# Sleep iOS App Data - Exploratory Analysis 

## Inspiration for this project
A few years ago I had read a wonderful (and somewhat worrisome) book titled 'Why We Sleep' by Matthew Walker, in which Walker whom is a neuroscientist and sleep researcher, carefully delves into the modern research regarding the importance of sleep. Walker outlines extensive research on how sleep affects our moods, dietary preferences, our body's ability to fight cancer, physical & mental aptitude, among a host of other ideas to which Walker proposes that our lack of sufficient and quality sleep may explain some of today's issues. This book, along with Michael Pollan's recent 'This is your Mind on Plants' book with the section about caffeine history and information, instilled a sense of curiosity to see if I could do a bit of my own digging in a sleep dataset to uncover something of interest (if anything).

## The Dataset

This dataset was provided via: https://www.kaggle.com/danagerous/sleep-data which notes that it was collected over a four year period utilizing the Sleep Cycle app from Northcube on iOS.

### Import Necessary Packages

In [None]:
import os 
import seaborn as sns
import matplotlib.pyplot as plt
import pandas as pd

### Import Dataset

In [None]:
# Import Sleep Cycle iOS App .csv Data

df = pd.read_csv("../input/sleep-data/sleepdata.csv", sep = ';')

df.head()

In [None]:
df.dtypes

### Cleaning the Data
Checking the .head() of our dataframe shows that we need to do some cleaning up before we can begin exploring this dataset.
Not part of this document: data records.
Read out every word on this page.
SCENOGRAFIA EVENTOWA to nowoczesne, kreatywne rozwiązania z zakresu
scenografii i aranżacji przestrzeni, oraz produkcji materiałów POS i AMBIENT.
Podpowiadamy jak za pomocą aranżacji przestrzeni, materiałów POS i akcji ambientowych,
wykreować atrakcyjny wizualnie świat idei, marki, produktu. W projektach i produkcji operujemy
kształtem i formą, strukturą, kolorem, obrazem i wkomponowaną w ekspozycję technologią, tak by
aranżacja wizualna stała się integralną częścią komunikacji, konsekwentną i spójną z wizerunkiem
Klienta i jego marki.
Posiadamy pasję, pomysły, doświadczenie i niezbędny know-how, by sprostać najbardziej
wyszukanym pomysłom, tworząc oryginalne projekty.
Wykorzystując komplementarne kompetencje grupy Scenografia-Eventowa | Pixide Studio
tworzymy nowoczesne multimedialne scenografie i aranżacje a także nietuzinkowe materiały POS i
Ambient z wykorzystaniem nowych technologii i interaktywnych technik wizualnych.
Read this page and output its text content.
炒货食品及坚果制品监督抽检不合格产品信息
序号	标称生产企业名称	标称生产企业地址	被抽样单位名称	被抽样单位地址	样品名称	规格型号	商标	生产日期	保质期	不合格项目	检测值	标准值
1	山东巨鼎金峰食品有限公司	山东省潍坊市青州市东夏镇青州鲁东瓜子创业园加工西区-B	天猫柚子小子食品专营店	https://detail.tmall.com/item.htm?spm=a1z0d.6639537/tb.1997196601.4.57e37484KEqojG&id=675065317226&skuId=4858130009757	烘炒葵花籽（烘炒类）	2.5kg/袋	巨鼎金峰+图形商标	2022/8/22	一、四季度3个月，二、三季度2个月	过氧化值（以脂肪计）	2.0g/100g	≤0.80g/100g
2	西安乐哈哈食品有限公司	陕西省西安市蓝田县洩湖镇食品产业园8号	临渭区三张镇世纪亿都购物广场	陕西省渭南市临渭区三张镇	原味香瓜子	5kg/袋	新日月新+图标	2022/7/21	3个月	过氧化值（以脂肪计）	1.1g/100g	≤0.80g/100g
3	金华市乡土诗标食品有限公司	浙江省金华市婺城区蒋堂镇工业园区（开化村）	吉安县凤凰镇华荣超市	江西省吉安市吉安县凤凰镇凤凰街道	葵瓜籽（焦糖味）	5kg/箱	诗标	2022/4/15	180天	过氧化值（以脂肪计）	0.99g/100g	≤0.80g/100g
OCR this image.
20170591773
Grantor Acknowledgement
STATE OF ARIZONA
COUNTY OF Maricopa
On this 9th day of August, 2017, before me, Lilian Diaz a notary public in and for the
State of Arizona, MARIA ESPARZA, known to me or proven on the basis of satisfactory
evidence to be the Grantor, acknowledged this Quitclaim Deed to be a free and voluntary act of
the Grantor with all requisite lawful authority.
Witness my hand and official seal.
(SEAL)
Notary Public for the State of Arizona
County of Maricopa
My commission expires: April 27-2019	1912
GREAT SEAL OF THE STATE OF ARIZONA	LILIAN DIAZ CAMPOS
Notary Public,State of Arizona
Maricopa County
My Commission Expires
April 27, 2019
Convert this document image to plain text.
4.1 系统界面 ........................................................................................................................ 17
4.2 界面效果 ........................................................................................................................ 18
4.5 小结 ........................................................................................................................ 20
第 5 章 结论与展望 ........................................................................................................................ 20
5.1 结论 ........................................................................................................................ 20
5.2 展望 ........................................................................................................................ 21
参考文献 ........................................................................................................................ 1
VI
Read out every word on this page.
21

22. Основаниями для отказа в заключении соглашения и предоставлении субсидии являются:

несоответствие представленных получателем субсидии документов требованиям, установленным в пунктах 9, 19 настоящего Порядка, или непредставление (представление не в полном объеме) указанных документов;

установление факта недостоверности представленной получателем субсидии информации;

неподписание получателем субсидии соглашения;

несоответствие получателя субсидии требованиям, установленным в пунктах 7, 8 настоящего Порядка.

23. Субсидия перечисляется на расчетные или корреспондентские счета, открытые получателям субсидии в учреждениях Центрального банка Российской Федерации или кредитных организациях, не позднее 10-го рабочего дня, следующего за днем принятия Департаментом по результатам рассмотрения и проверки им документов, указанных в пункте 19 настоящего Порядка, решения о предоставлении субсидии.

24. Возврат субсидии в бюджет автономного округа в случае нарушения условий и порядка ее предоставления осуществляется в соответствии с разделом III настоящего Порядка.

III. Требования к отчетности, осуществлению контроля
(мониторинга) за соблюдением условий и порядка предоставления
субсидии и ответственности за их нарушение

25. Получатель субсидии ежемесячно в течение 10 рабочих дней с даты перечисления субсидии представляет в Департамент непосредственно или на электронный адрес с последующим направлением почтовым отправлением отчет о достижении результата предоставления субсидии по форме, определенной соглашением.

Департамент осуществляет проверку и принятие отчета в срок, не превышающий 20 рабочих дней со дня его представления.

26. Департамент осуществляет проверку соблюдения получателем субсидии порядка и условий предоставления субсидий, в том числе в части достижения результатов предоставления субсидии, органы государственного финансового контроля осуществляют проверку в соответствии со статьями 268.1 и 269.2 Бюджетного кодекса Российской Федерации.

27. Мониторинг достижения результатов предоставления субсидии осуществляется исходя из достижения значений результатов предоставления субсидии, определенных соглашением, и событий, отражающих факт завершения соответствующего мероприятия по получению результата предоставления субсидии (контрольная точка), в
Calling on the .dtypes of our dataframe also reveals that our variables are not in the correct format either.

We need to:
* Change 'Start' and 'End' to the datetime format
* Change 'Sleep quality' to a numeric value instead of a string with the % symbol
* Change 'Time in bed' to amount of hours in bed represented as a float
* Change 'Wake up' to 'Happy' for ':)' and 'Moderate' for ':|'
* Fill in the missing values in 'Sleep Notes' with '' (a blank space) for us to use in the next step for creating binary variables
* Separate the 'Sleep Notes' column into binary values for each variable within this column (i.e. 'Drank tea' : T / F)
* Remove the 'Activity (steps)' column as there appears to be too many missing values (0's) on days when the individual noted they had worked out, or we are blatantly missing sleep notes


In [None]:
############ Cleaning Data ############

# Replacing nan values in 'Sleep Notes' with '', keeping all other columns with missing values 

df['Sleep Notes'].fillna(value = '', inplace = True)

# Resetting the index

df.reset_index(inplace = True, drop = True)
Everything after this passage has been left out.